There are many factors that affect WAF:
- The design of SSD FTL algorithm affects the size of write amplification
- Wear Leveling, WL wear leveling: This mechanism mainly extends the overall service life by balancing all flash memory particles, but it still increases the overall write amplification
- Over-Provisioning, OP redundant space: also affects the proportion of NAND writes, ultimately affecting write amplification
- Garbage Collection, GC garbage collection: For example, in the above example, GC garbage collection moves data, and writing after erasing data blocks brings about an overall improvement in write amplification.
- Data model for business reading and writing: Random writing and sequential writing have a great impact on the write ratio of NAND, directly affecting the write amplification coefficient.
- TRIM operation at the system level: It will affect whether invalid data is relocated during the GC process, and also plays an important role in write amplification.
Write amplification WAF is a key parameter for NAND-based SSD life consumption. The larger the WAF, the faster the life consumption. The closer to 1, the slower the life consumption, which is also the most ideal situation.
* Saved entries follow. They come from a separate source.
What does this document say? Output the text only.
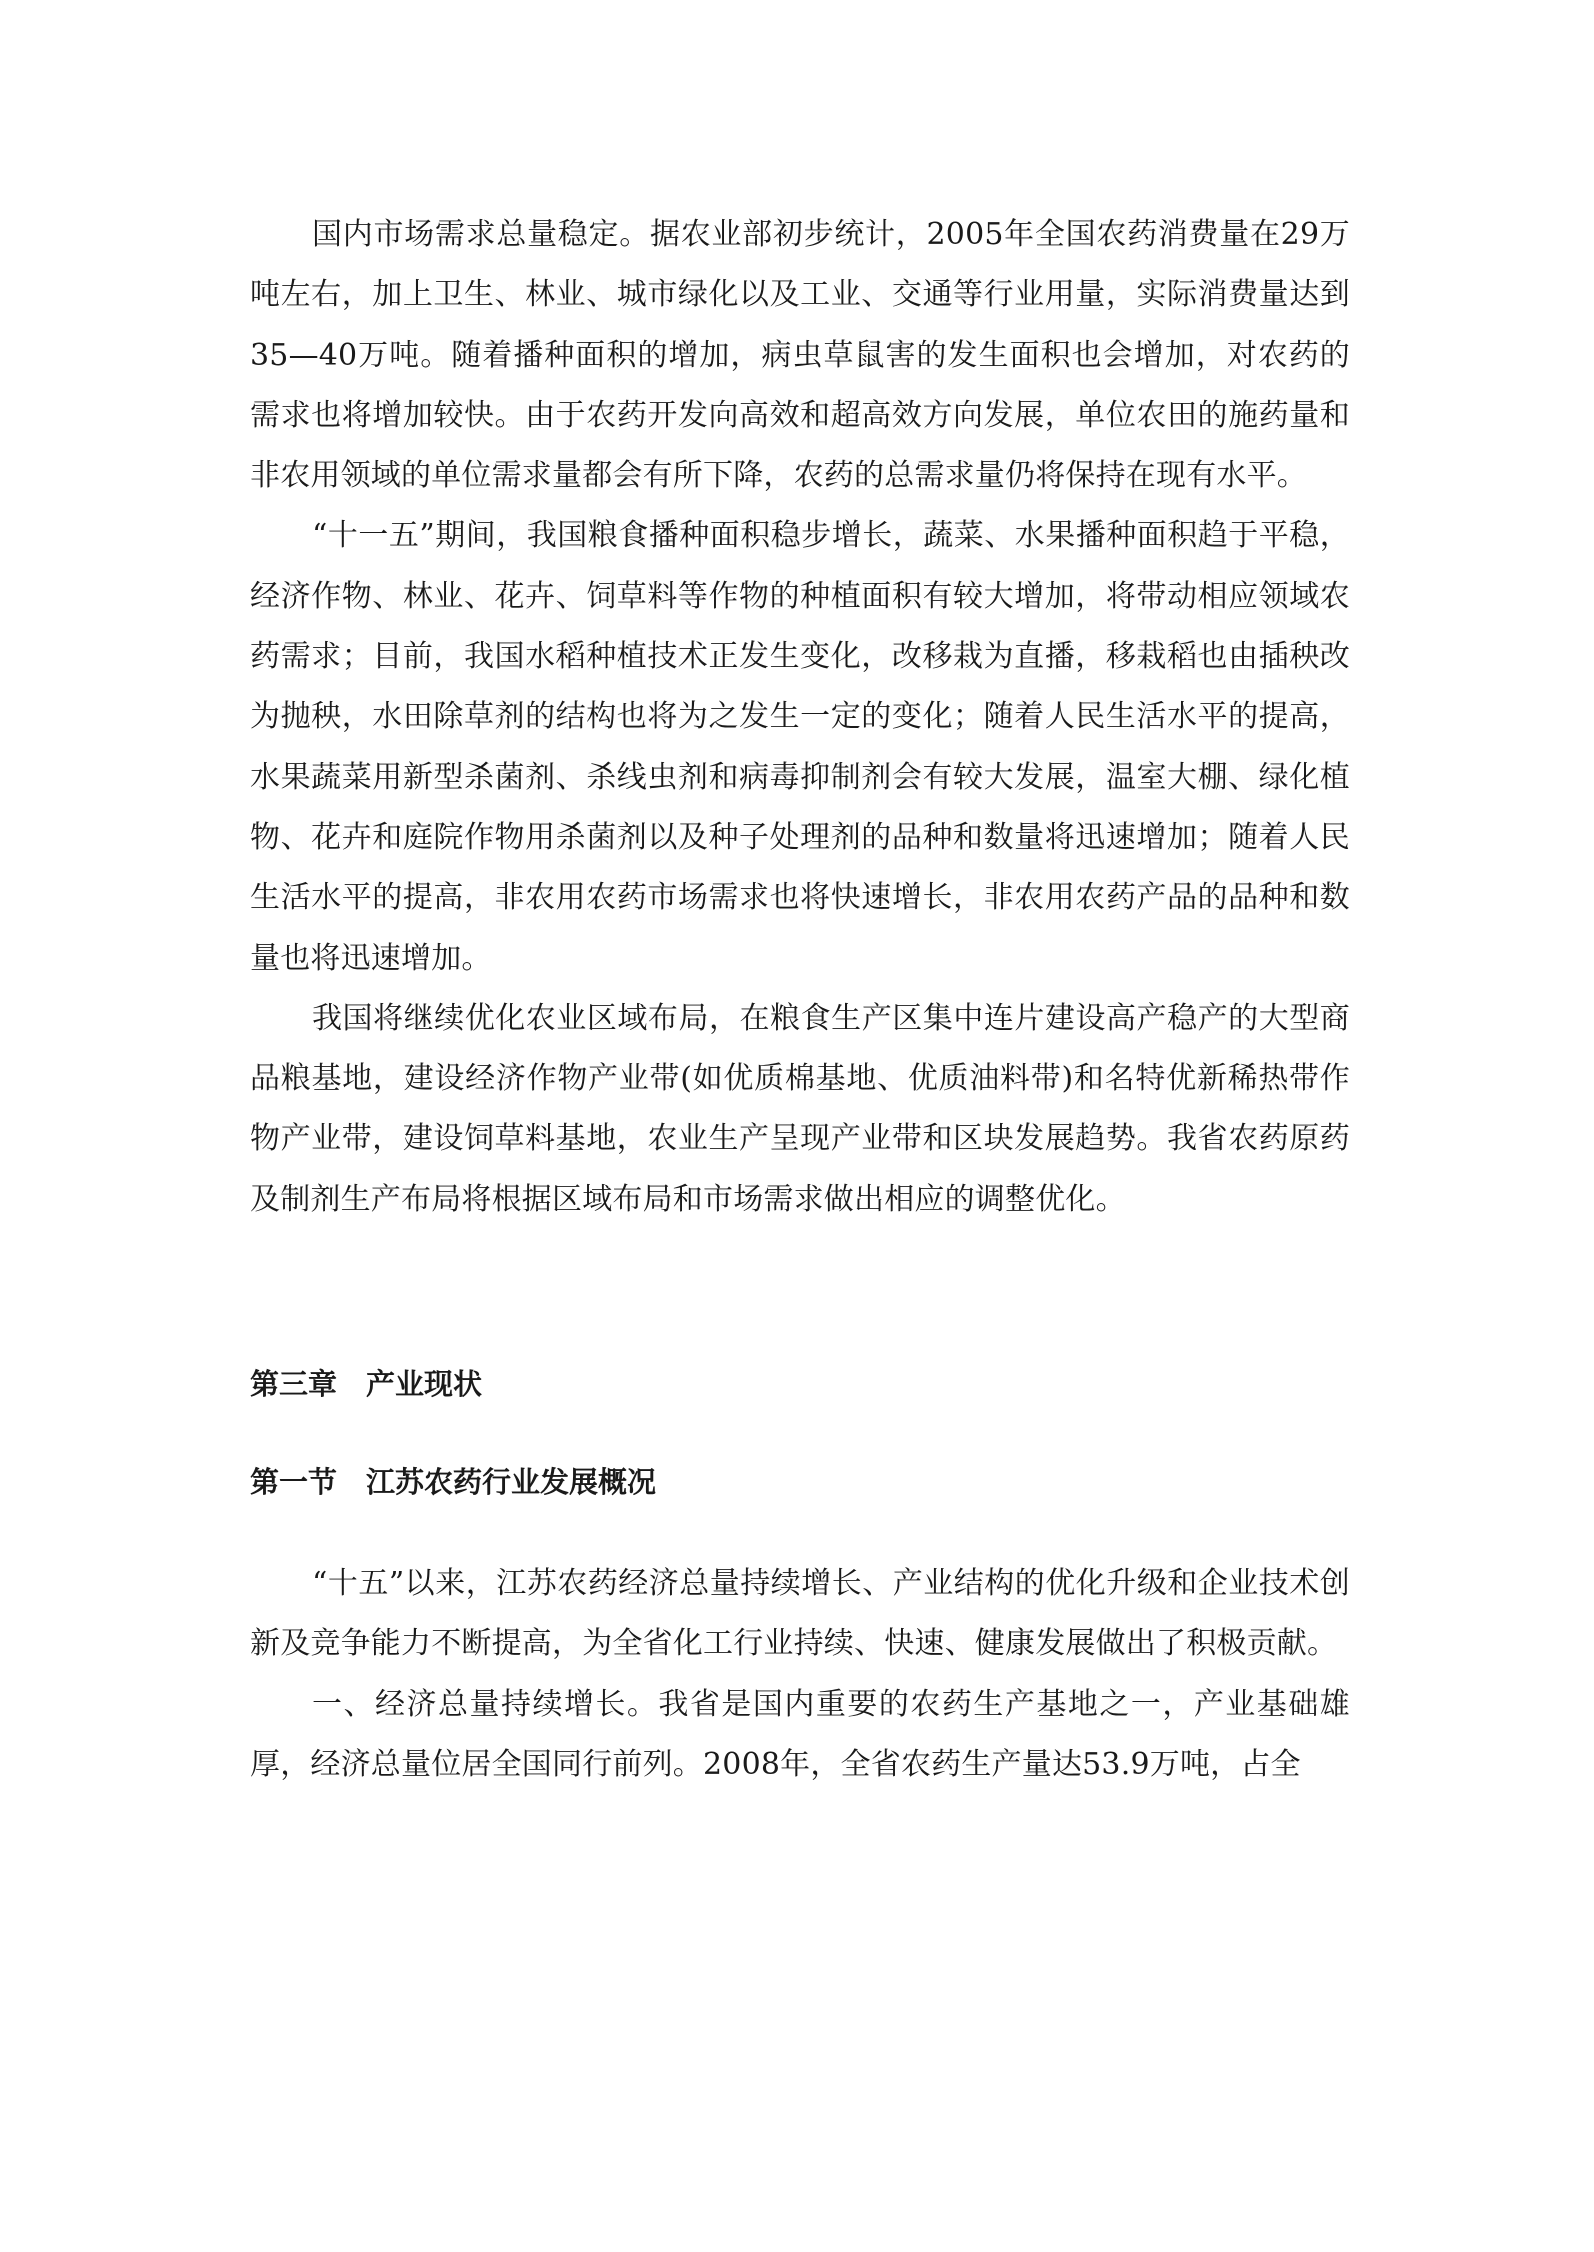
国内市场需求总量稳定。据农业部初步统计，2005年全国农药消费量在29万吨左右，加上卫生、林业、城市绿化以及工业、交通等行业用量，实际消费量达到35—40万吨。随着播种面积的增加，病虫草鼠害的发生面积也会增加，对农药的需求也将增加较快。由于农药开发向高效和超高效方向发展，单位农田的施药量和非农用领域的单位需求量都会有所下降，农药的总需求量仍将保持在现有水平。

“十一五”期间，我国粮食播种面积稳步增长，蔬菜、水果播种面积趋于平稳，经济作物、林业、花卉、饲草料等作物的种植面积有较大增加，将带动相应领域农药需求；目前，我国水稻种植技术正发生变化，改移栽为直播，移栽稻也由插秧改为抛秧，水田除草剂的结构也将为之发生一定的变化；随着人民生活水平的提高，水果蔬菜用新型杀菌剂、杀线虫剂和病毒抑制剂会有较大发展，温室大棚、绿化植物、花卉和庭院作物用杀菌剂以及种子处理剂的品种和数量将迅速增加；随着人民生活水平的提高，非农用农药市场需求也将快速增长，非农用农药产品的品种和数量也将迅速增加。

我国将继续优化农业区域布局，在粮食生产区集中连片建设高产稳产的大型商品粮基地，建设经济作物产业带(如优质棉基地、优质油料带)和名特优新稀热带作物产业带，建设饲草料基地，农业生产呈现产业带和区块发展趋势。我省农药原药及制剂生产布局将根据区域布局和市场需求做出相应的调整优化。

第三章　产业现状
第一节　江苏农药行业发展概况

“十五”以来，江苏农药经济总量持续增长、产业结构的优化升级和企业技术创新及竞争能力不断提高，为全省化工行业持续、快速、健康发展做出了积极贡献。

一、经济总量持续增长。我省是国内重要的农药生产基地之一，产业基础雄厚，经济总量位居全国同行前列。2008年，全省农药生产量达53.9万吨，占全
So, can the SSD continue to be used after its lifespan expires? Although the life of SSD is mainly predicted based on the number of erasing and writing of flash memory cells, the actual situation will not develop exactly as predicted. Even if an SSD reaches the end of its life, its storage cells may still be intact and can continue to be used. In addition, SSD has numerous data protection mechanisms. When the life of the SSD is expected to expire, the SSD will enter a self-protection state, reduce the amount of writing, slow down the number of erases and writes, thereby extending the service life. Therefore, even if the life of the SSD expires, users can continue to use it. However, the performance of the SSD may be reduced and data reliability will be affected at this time, so it is recommended to replace the SSD in time.